В союзе с утопией. Смысловые рубежи позднесоветской культуры
Шрифт:
Подобный поворот мысли предполагает в числе прочего некоторую манипулятивность утопии: при помощи обманчивого орнамента «универсальных ценностей» она маскирует то, с чем ее читатели не смогли бы идентифицироваться и что не смогли бы назвать своим, – частные, персональные желания и макиавеллиевский фантазм целесообразной политики. Такой образ утопии, по сути, не близок прежде всего самому Джеймисону. Автор «Археологии будущего», безусловно, привержен возвышенным формам утопической рецепции и сопротивляется любым попыткам обесценить вдохновляющий заряд «утопического импульса», хотя и стремится сохранить критическую, аналитическую позицию по отношению к той завораживающей этике беззаветного служения, которая является неотъемлемой частью утопического аффекта (и оборотной стороной невозможности присвоить утопию – ср. процитированную выше реплику протагониста романа «Люди как боги»: «Никогда это не будет моим… Остается одно: служение….»).
Однако, чтобы удержаться на аналитической позиции, вовсе не обязательно рассматривать безличность (и, соответственно, бескорыстность) утопического желания как симуляцию и обман. Язык описания нарциссического расстройства самовосприятия, использованный мной в предыдущей главе, подсказывает, что эффект «ложных целей» и неподлинного желания может быть непосредственно связан с инстанцией «фальшивого „я“» – с абстрактным, идеальным, нормативным образом, возникающим в случае посттравматического отказа от настоящих потребностей и чувств.
В качестве небольшого отступления здесь будет кстати обратить внимание на выводы, к которым приходит Ямпольский, прослеживая историю понятия «энтузиазм», сыгравшего, как мы видели, немаловажную роль в формировании языка утопического аффекта. Для нашей темы существенно, что в ранних контекстах (XVI–XVII века) это понятие так или иначе соотносилось с представлениями о ложном веровании, лжепророчестве, еретизме (Ямпольский, 2004: 416); но Ямпольского оно интересует прежде всего в контексте риторики Французской революции. Анализируя кантовское размышление о революции и энтузиазме, Ямпольский пишет о «нарциссическом» пространстве, в котором оказывается заперт энтузиастический аффект (как его понимал Кант): для этого аффекта характерен сбой представлений о всеобщем и персональном, внешнем и внутреннем – субъективные переживания объективируются и воспринимаются как трансцендентное откровение, голос свыше; внутреннее пространство принимается за «пространство возвышенного», в котором «субъект выступает во всеобщей связи своего чувства с предназначением всего человечества» (Там же: 422). Оборотной стороной подобного «нарциссического расширения» (если воспользоваться термином Хайнца Кохута) как раз и является отказ от ощущения собственной субъектности, от распознавания собственных желаний и отождествления с ними; на это, правда, Ямпольский указывает лишь косвенно и вскользь: «Самоотражение в возвышенном не имеет ни объекта, ни субъекта, ни внешнего, ни внутреннего» (Там же: 423).

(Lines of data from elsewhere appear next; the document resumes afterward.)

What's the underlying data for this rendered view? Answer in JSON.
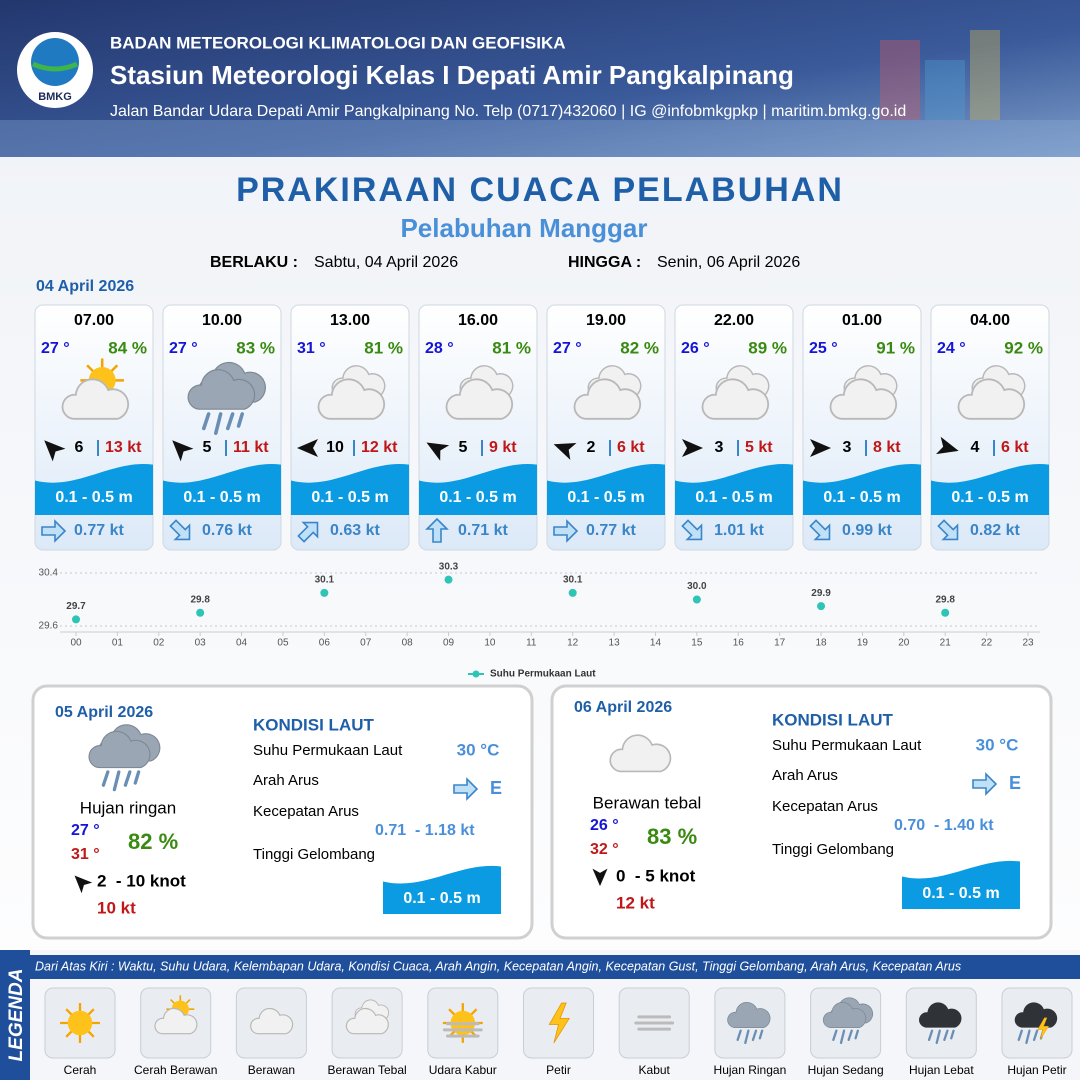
{
  "header": {
    "logo": "BMKG",
    "org": "BADAN METEOROLOGI KLIMATOLOGI DAN GEOFISIKA",
    "station": "Stasiun Meteorologi Kelas I Depati Amir Pangkalpinang",
    "address": "Jalan Bandar Udara Depati Amir Pangkalpinang No. Telp (0717)432060 | IG @infobmkgpkp | maritim.bmkg.go.id"
  },
  "title": "PRAKIRAAN CUACA PELABUHAN",
  "port": "Pelabuhan Manggar",
  "validity": {
    "from_label": "BERLAKU :",
    "from": "Sabtu, 04 April 2026",
    "to_label": "HINGGA :",
    "to": "Senin, 06 April 2026"
  },
  "day1": {
    "date": "04 April 2026",
    "cards": [
      {
        "time": "07.00",
        "temp": "27 °",
        "humidity": "84 %",
        "wind": "6",
        "gust": "13 kt",
        "wave": "0.1 - 0.5 m",
        "current": "0.77 kt"
      },
      {
        "time": "10.00",
        "temp": "27 °",
        "humidity": "83 %",
        "wind": "5",
        "gust": "11 kt",
        "wave": "0.1 - 0.5 m",
        "current": "0.76 kt"
      },
      {
        "time": "13.00",
        "temp": "31 °",
        "humidity": "81 %",
        "wind": "10",
        "gust": "12 kt",
        "wave": "0.1 - 0.5 m",
        "current": "0.63 kt"
      },
      {
        "time": "16.00",
        "temp": "28 °",
        "humidity": "81 %",
        "wind": "5",
        "gust": "9 kt",
        "wave": "0.1 - 0.5 m",
        "current": "0.71 kt"
      },
      {
        "time": "19.00",
        "temp": "27 °",
        "humidity": "82 %",
        "wind": "2",
        "gust": "6 kt",
        "wave": "0.1 - 0.5 m",
        "current": "0.77 kt"
      },
      {
        "time": "22.00",
        "temp": "26 °",
        "humidity": "89 %",
        "wind": "3",
        "gust": "5 kt",
        "wave": "0.1 - 0.5 m",
        "current": "1.01 kt"
      },
      {
        "time": "01.00",
        "temp": "25 °",
        "humidity": "91 %",
        "wind": "3",
        "gust": "8 kt",
        "wave": "0.1 - 0.5 m",
        "current": "0.99 kt"
      },
      {
        "time": "04.00",
        "temp": "24 °",
        "humidity": "92 %",
        "wind": "4",
        "gust": "6 kt",
        "wave": "0.1 - 0.5 m",
        "current": "0.82 kt"
      }
    ]
  },
  "chart_data": {
    "type": "scatter",
    "x": [
      0,
      3,
      6,
      9,
      12,
      15,
      18,
      21
    ],
    "series": [
      {
        "name": "Suhu Permukaan Laut",
        "color": "#2ec4b6",
        "values": [
          29.7,
          29.8,
          30.1,
          30.3,
          30.1,
          30.0,
          29.9,
          29.8
        ],
        "value_labels": [
          "29.7",
          "29.8",
          "30.1",
          "30.3",
          "30.1",
          "30.0",
          "29.9",
          "29.8"
        ]
      }
    ],
    "xlim": [
      0,
      23
    ],
    "xticks": [
      {
        "value": 0,
        "label": "00"
      },
      {
        "value": 1,
        "label": "01"
      },
      {
        "value": 2,
        "label": "02"
      },
      {
        "value": 3,
        "label": "03"
      },
      {
        "value": 4,
        "label": "04"
      },
      {
        "value": 5,
        "label": "05"
      },
      {
        "value": 6,
        "label": "06"
      },
      {
        "value": 7,
        "label": "07"
      },
      {
        "value": 8,
        "label": "08"
      },
      {
        "value": 9,
        "label": "09"
      },
      10,
      11,
      12,
      13,
      14,
      15,
      16,
      17,
      18,
      19,
      20,
      21,
      22,
      23
    ],
    "ylim": [
      29.6,
      30.4
    ],
    "yticks": [
      29.6,
      30.4
    ],
    "grid": true
  },
  "days": [
    {
      "date": "05 April 2026",
      "condition": "Hujan ringan",
      "temp_min": "27 °",
      "temp_max": "31 °",
      "humidity": "82 %",
      "wind": "2  - 10 knot",
      "gust": "10 kt",
      "sea": {
        "heading": "KONDISI LAUT",
        "sst_label": "Suhu Permukaan Laut",
        "sst": "30 °C",
        "dir_label": "Arah Arus",
        "dir": "E",
        "speed_label": "Kecepatan Arus",
        "speed": "0.71  - 1.18 kt",
        "wave_label": "Tinggi Gelombang",
        "wave": "0.1 - 0.5 m"
      }
    },
    {
      "date": "06 April 2026",
      "condition": "Berawan tebal",
      "temp_min": "26 °",
      "temp_max": "32 °",
      "humidity": "83 %",
      "wind": "0  - 5 knot",
      "gust": "12 kt",
      "sea": {
        "heading": "KONDISI LAUT",
        "sst_label": "Suhu Permukaan Laut",
        "sst": "30 °C",
        "dir_label": "Arah Arus",
        "dir": "E",
        "speed_label": "Kecepatan Arus",
        "speed": "0.70  - 1.40 kt",
        "wave_label": "Tinggi Gelombang",
        "wave": "0.1 - 0.5 m"
      }
    }
  ],
  "legend": {
    "label": "LEGENDA",
    "description": "Dari Atas Kiri : Waktu, Suhu Udara, Kelembapan Udara, Kondisi Cuaca, Arah Angin, Kecepatan Angin, Kecepatan Gust, Tinggi Gelombang, Arah Arus, Kecepatan Arus",
    "items": [
      "Cerah",
      "Cerah Berawan",
      "Berawan",
      "Berawan Tebal",
      "Udara Kabur",
      "Petir",
      "Kabut",
      "Hujan Ringan",
      "Hujan Sedang",
      "Hujan Lebat",
      "Hujan Petir"
    ]
  }
}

Несложно заметить, что именно об инверсии внутреннего и внешнего пишет Франк, когда ставит перед собой цель разоблачить «диалектическую ошибку», превращающую утопию в ересь. Отсюда действительно легко сделать вывод, что утопия выдает частный фантазм за универсальное желание, однако, если акцентировать вторую сторону этой путаницы между внутренним и внешним – отказ от контакта с собой, можно увидеть, что не столько слово «фрустрация», сколько слово «фантазм» не очень уместно, не очень применимо к утопии. Возможно, ускользающее утопическое желание, неизменно универсальное, неизменно возвышенное и неизменно неудовлетворенное, маскирует не столько другое желание, сколько нежелание; точнее говоря – страх. Страх испытывать желания. Или страх смерти.

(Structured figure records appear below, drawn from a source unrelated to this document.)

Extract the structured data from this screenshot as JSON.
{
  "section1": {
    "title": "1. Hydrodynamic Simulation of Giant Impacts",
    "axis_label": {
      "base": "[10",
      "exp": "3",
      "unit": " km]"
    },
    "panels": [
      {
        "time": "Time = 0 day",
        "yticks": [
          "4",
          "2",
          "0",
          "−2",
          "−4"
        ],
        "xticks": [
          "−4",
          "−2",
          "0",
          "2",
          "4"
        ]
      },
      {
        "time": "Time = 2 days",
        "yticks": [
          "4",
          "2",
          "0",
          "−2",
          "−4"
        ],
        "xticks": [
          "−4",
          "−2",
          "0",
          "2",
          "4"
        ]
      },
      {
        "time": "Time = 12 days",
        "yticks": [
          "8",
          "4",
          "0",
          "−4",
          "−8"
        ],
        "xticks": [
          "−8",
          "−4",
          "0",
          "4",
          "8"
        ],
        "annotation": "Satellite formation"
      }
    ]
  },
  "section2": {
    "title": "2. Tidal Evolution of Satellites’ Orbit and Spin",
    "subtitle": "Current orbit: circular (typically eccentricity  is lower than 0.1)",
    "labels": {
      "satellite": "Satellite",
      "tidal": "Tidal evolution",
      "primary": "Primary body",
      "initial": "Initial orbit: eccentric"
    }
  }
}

Ниже я постараюсь показать возможность такой трактовки на материале текстов Герберта Уэллса, «главного пропагандиста утопических идей, который так и не создал главной утопической книги» (по словам его биографа и исследователя Патрика Парриндера (Parrinder, 1985: 115)). Уэллс, через призму утопической традиции пристально наблюдавший за последствиями социалистической революции в России (и в конце концов скорее разочаровавшийся в увиденном), изобретает не только современный вариант научной фантастики, этимологически связанный с утопией (см. об этом прежде всего: Suvin, 1979: 222–241), но и вариант «современной утопии», чрезвычайно востребованный в СССР на рубеже 1950–1960-х годов, когда предпринимались попытки реабилитировать и реанимировать навык утопического восприятия. Именно поэтому разговор об Уэллсе в данном контексте представляется мне допустимым, а возможно, и необходимым.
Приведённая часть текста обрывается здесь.